The South Koreans have been following leads in relation to Song, who has since died at the hospital, in order to find other North Korean spies. In doing so, they uncover a link to Yun, who is identified by Baek. Yun is able to get out of the country with assistance from Sean Howard, a British reporter who was present at Rim's confirmation ceremony as a South Korea citizen, and who suspects that Rim is a spy for the North Koreans. Baek questions Rim over a lunch, and it is made clear that Rim has lost the trust of Baek. Rim excuses himself to use the restroom, and makes his escape. Returning to headquarters, he retrieves secret documentation on the failed mission. Meeting with Sean Howard (who had earlier introduced himself to Rim and passed on his contact details), Rim hands over the documentation, and in return, Howard organizes Rim's escape to Nagasaki, Japan, and then from there escape into another country. Rim knows he cannot return to either North Korea or South Korea, having betrayed both countries.

1985 Rio de Janeiro, Brazil. Both Rim and Yun have reunited in Rio de Janeiro, Brazil and Rim, under a new identity, is working as a crewman on a fishing boat while Yun is pregnant with his child. Returning home from work, Rim stops to help a Brazilian man with a broken down car. The man calls Rim by his real name, and reveals himself as an assassin, but it is not clear whether it is the North Korean government or the South Korean government who have tracked him down. Rim is shot dead on the side of the road.
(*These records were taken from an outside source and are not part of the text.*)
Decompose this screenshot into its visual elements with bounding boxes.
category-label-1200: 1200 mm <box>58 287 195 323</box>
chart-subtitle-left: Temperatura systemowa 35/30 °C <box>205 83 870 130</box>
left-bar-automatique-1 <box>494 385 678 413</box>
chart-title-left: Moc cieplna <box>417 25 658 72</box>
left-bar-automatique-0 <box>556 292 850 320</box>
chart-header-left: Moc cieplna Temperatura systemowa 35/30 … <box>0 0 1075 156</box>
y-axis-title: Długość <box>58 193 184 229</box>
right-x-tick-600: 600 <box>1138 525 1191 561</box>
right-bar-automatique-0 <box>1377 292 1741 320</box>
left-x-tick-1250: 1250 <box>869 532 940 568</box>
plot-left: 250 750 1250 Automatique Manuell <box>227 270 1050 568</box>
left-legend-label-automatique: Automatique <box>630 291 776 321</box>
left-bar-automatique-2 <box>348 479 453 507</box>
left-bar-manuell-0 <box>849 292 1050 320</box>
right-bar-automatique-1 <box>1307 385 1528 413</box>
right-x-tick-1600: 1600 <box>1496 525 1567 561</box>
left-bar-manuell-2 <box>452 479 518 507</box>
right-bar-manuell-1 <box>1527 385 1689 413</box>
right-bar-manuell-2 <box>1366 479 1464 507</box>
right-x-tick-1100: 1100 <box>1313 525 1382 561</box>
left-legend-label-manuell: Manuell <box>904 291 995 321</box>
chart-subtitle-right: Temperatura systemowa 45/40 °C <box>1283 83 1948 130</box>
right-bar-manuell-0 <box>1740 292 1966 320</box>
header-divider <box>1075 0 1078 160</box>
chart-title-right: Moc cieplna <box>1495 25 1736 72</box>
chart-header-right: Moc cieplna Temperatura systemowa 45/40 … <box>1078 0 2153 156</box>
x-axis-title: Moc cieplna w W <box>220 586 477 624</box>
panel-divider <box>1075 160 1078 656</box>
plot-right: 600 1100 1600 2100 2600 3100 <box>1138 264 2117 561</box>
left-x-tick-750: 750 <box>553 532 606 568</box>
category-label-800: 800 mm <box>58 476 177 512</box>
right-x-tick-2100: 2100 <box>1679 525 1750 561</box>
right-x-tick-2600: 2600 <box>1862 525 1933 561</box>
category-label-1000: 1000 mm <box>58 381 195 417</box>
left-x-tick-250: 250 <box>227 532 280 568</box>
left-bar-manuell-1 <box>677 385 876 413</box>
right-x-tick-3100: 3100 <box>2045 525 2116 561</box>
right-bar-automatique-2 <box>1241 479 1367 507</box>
Yun alone waits for him to return home.

==Cast==
- Han Suk-kyu as Rim Byeong-ho
- Ko So-young as Yun Su-mi
- Song Jae-ho as Song Kyeong-man
- Chun Ho-jin as Baek Seung-cheol

==Reception==
Double Agent marked the directorial debut of Kim Hyeon-jeong and upon release was considered a technically competent film, although somewhat grim. Despite the high-profile presence of Han Suk-kyu and Ko So-young, both of whom had been on an extended hiatus from the big screen, Double Agent was a disappointment at the box office with a little over 360,000 admissions in Seoul theaters. Although Han acquitted himself well in his comeback role, Ko was criticized for her performance.